Let d=f(D) where d is Doug's age in dog years and D is the dog's actual age. and f is a function relating D to d.
7(D+R)=F-1 where R=Russel's age and F is Fred's age (all in normal years). F=7(D+R)+1.
d=R+13. In 6 years' time F+6=4d/3, assuming d is the dog's present age (not in 6 years' time).
Replacing d by f(D): f(D)=R+13, F+6=4f(D)/3, F=4f(D)/3-6.
Therefore,
7(D+R)+1=4f(D)/3-6, 7(D+R)=4f(D)/3-7. D+R=4f(D)/21-1, D+R=4(R+13)/21-1.
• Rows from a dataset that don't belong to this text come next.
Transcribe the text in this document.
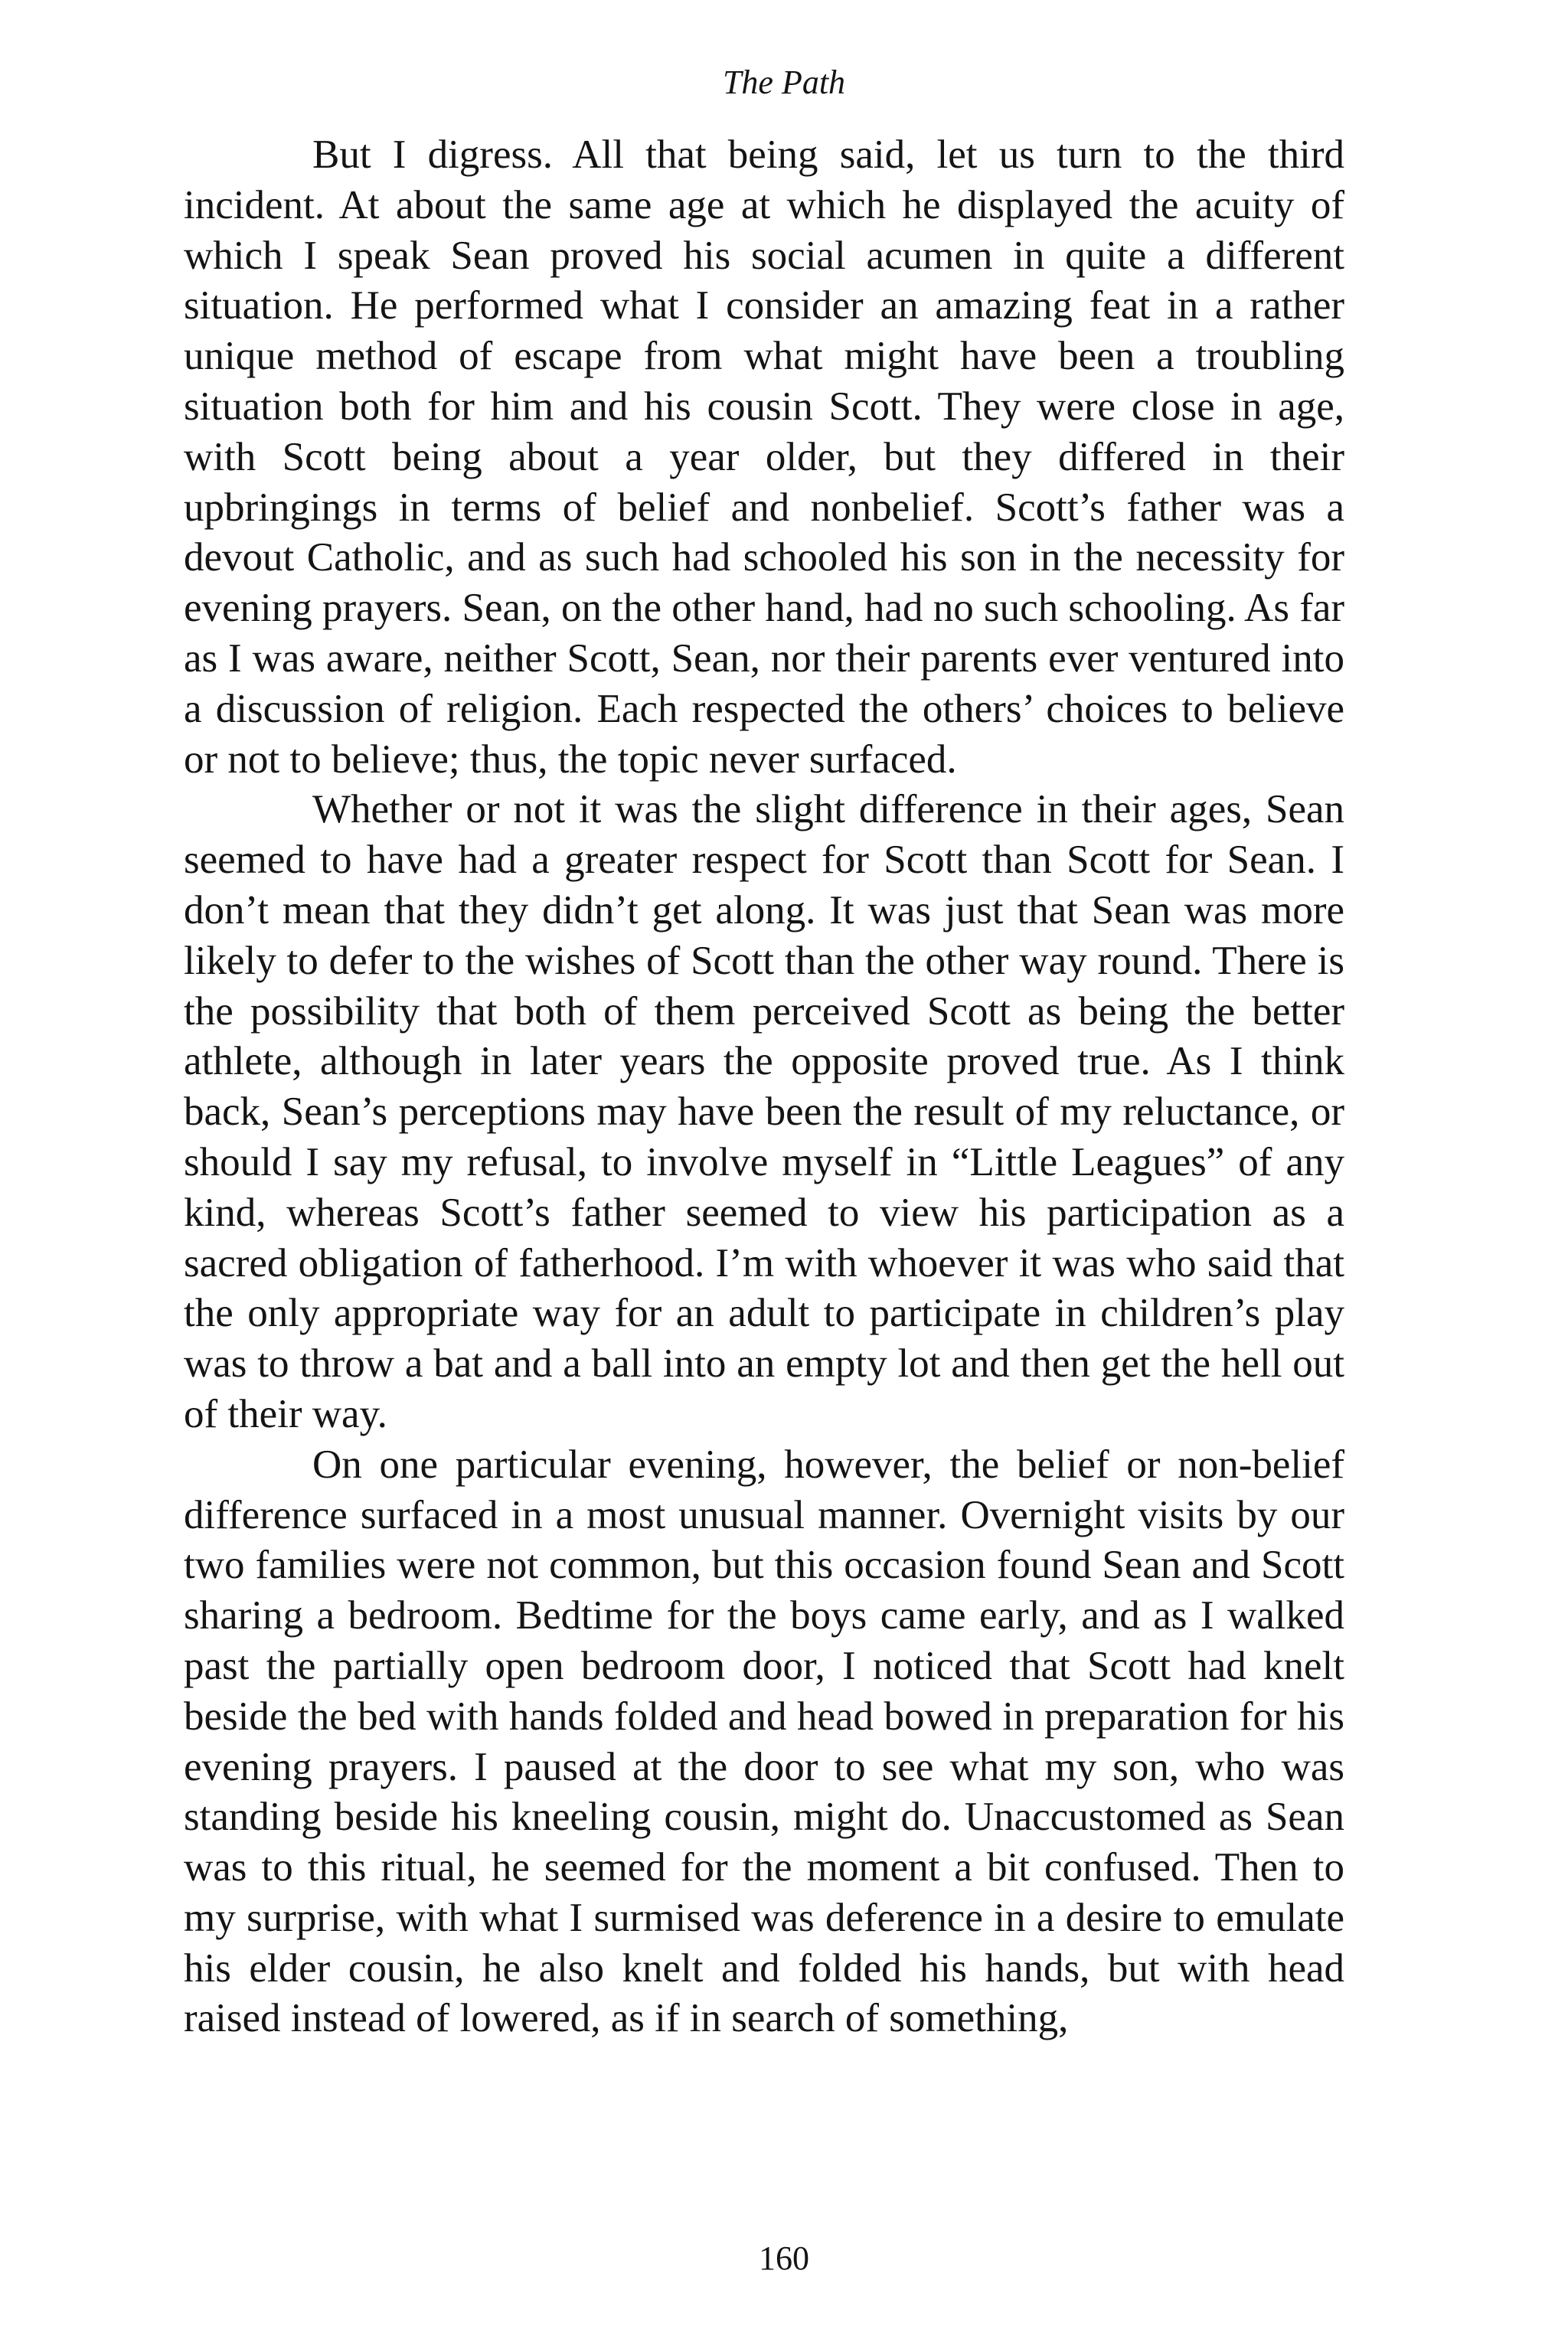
The Path

But I digress. All that being said, let us turn to the third incident. At about the same age at which he displayed the acuity of which I speak Sean proved his social acumen in quite a different situation. He performed what I consider an amazing feat in a rather unique method of escape from what might have been a troubling situation both for him and his cousin Scott. They were close in age, with Scott being about a year older, but they differed in their upbringings in terms of belief and nonbelief. Scott’s father was a devout Catholic, and as such had schooled his son in the necessity for evening prayers. Sean, on the other hand, had no such schooling. As far as I was aware, neither Scott, Sean, nor their parents ever ventured into a discussion of religion. Each respected the others’ choices to believe or not to believe; thus, the topic never surfaced.

Whether or not it was the slight difference in their ages, Sean seemed to have had a greater respect for Scott than Scott for Sean. I don’t mean that they didn’t get along. It was just that Sean was more likely to defer to the wishes of Scott than the other way round. There is the possibility that both of them perceived Scott as being the better athlete, although in later years the opposite proved true. As I think back, Sean’s perceptions may have been the result of my reluctance, or should I say my refusal, to involve myself in “Little Leagues” of any kind, whereas Scott’s father seemed to view his participation as a sacred obligation of fatherhood. I’m with whoever it was who said that the only appropriate way for an adult to participate in children’s play was to throw a bat and a ball into an empty lot and then get the hell out of their way.

On one particular evening, however, the belief or non-belief difference surfaced in a most unusual manner. Overnight visits by our two families were not common, but this occasion found Sean and Scott sharing a bedroom. Bedtime for the boys came early, and as I walked past the partially open bedroom door, I noticed that Scott had knelt beside the bed with hands folded and head bowed in preparation for his evening prayers. I paused at the door to see what my son, who was standing beside his kneeling cousin, might do. Unaccustomed as Sean was to this ritual, he seemed for the moment a bit confused. Then to my surprise, with what I surmised was deference in a desire to emulate his elder cousin, he also knelt and folded his hands, but with head raised instead of lowered, as if in search of something,

160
We have two unknowns but only one equation and f(D) has been eliminated. So we cannot find D and R uniquely without further information. We can relate D and R:
D+R=4R/21+52/21-1=4R/21+31/21, (21D+17R)/21=31/21, 21D+17R=31. We know that no ages can be negative, so that limits D to less than 2 years old (1.48) and R to less than 2 years old (1.82). Both ages can't be in whole numbers of years. If D=⅔ years old (8 months) then 21D=14, so 17R=31-14=17, R=1 year old. D+R=1⅔=5/3. That seems to be the best solution. d=f(D)=f(⅔)=13+1=14 years old (Doug's age in dog years). (Fred's age, F=7(D+R)+1=7(5/3)+1=38/3=12⅔ years old. So in this problem 8 months is equivalent to 14 years in dog years.)